Animals
Scientists Discover Dogs Are Humans Oldest Companions, DNA Shows
Dogs are not only man’s best friend, it turns out they are also the oldest domesticated animal by humans.
Dogs are not only man’s best friend, it turns out they are also the oldest domesticated animal by humans. New research published in the journal Science. lead by an international team found that dog domestication can be traced back 11,000 years to the end of the last Ice Age.
This confirms that dogs were domesticated before any other known animal. An international team of scientists analyzed the whole genomes (DNA in the nuclei of biological cells) of 27 ancient dog breed remains linked to a mixture of archaeological cultures. Researchers compared these to each other and to modern dogs, and they found some stunning results.
The scientists found that dog genetic patterns directly mirror human ones because people took their animal friends with them when they migrated. But there were also some important differences, the scientists note.

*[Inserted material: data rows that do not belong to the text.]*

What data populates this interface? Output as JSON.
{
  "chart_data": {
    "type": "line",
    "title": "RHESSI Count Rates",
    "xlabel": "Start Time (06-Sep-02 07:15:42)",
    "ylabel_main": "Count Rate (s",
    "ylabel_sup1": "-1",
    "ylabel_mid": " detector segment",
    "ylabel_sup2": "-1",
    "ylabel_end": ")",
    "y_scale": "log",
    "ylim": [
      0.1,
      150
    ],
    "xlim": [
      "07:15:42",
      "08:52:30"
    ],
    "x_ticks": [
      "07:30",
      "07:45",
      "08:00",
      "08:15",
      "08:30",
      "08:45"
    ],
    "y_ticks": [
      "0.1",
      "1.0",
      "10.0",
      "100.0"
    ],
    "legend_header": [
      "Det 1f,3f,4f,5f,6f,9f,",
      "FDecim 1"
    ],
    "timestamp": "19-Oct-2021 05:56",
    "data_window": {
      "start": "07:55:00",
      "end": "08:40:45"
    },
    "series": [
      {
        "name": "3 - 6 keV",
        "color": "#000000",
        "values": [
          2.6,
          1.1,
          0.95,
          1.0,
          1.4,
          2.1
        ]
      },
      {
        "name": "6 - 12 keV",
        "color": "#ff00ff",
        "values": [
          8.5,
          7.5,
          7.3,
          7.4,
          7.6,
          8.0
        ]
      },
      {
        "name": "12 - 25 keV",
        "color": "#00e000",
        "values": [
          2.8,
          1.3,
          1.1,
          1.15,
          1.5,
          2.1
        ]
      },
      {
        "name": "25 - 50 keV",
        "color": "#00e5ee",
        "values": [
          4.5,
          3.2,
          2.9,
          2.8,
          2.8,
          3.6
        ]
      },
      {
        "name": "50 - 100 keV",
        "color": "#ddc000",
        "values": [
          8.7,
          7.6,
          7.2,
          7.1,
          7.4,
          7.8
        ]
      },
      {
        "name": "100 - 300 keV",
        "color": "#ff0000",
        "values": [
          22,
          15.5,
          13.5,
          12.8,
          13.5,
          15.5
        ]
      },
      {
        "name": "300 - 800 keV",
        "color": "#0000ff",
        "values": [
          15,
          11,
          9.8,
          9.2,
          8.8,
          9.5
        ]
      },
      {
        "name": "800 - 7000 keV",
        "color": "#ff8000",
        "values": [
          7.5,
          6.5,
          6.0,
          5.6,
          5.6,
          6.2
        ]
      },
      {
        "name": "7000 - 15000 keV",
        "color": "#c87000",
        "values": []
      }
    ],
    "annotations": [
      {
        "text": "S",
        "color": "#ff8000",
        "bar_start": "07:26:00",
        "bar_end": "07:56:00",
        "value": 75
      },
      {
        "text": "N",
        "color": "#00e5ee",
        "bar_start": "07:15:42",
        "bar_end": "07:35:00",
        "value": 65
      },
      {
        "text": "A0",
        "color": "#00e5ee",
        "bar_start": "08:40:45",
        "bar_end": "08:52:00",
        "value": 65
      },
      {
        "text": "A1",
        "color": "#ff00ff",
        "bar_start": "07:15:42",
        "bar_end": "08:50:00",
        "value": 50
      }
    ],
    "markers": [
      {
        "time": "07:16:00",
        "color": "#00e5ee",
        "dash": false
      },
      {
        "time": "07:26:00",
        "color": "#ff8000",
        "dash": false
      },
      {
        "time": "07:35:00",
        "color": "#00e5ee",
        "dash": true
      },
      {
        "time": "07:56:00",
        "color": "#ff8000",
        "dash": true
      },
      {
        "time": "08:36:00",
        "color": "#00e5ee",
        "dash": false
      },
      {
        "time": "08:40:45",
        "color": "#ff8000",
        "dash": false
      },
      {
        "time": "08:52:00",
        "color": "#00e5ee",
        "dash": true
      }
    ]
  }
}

According to the study, our canine partners were widespread across the northern hemisphere at this time and had already split into five different types of canine, BBC News reported.
Despite the expansion of European dogs during the colonial era, traces of these ancient indigenous breeds survive today in the Americas, Asia, Africa, and Oceania. Breeds like the Rhodesian Ridgeback in southern Africa, and the Chihuahua and Xoloitzcuintli in Mexico retain genetic traces of ancient indigenous dogs from the region.
European dogs were originally diverse, seeming to emerge from two very different populations, one related to Near Eastern dogs and another to Siberian dogs.
While the ancestry of dogs in East Asia is complex, Chinese breeds seem to derive some of their ancestries from animals like the Australian dingo and the New Guinea singing dog, with the rest originating from Europe and dogs from the Russian steppe.
But at some point, perhaps after the onset of the Bronze Age, a single dog lineage spread widely and replaced all other dog populations on the European continent. The research provides context to some of the unknowns in the natural history of our close animal companions.
Dr Pontus Skoglund, co-author of the study and group leader of the Ancient Genomics laboratory at London’s Crick Institute, told BBC News: “Dogs are really unique in being this quite strange thing if you think about it, when all people were still hunter-gatherers, they domesticate what is really a wild carnivore – wolves are pretty frightening in many parts of the world. The question of why did people do that? How did that come about? That’s what we’re ultimately interested in.”
Greger Larson, a co-author from the University of Oxford, said: “Dogs are our oldest and closest animal partner. Using DNA from ancient dogs is showing us just how far back our shared history goes and will ultimately help us understand when and where this deep relationship began.”
Dogs have always been thought to have evolved from wolves that were tamed to serve as hunting companions and guard dogs.
The results of the recent study suggest all dogs derive from a single extinct wolf population or a few different closely related ones. If there were multiple domestication events around the world, these other lineages did not contribute much DNA to later dogs, according to the study.
However, Skoglund expressed that we don’t know for sure when or where the initial domestication occurred. “Dog history has been so dynamic that you can’t really count on it still being there to readily read in their DNA. We really don’t know – that’s the fascinating thing about it.”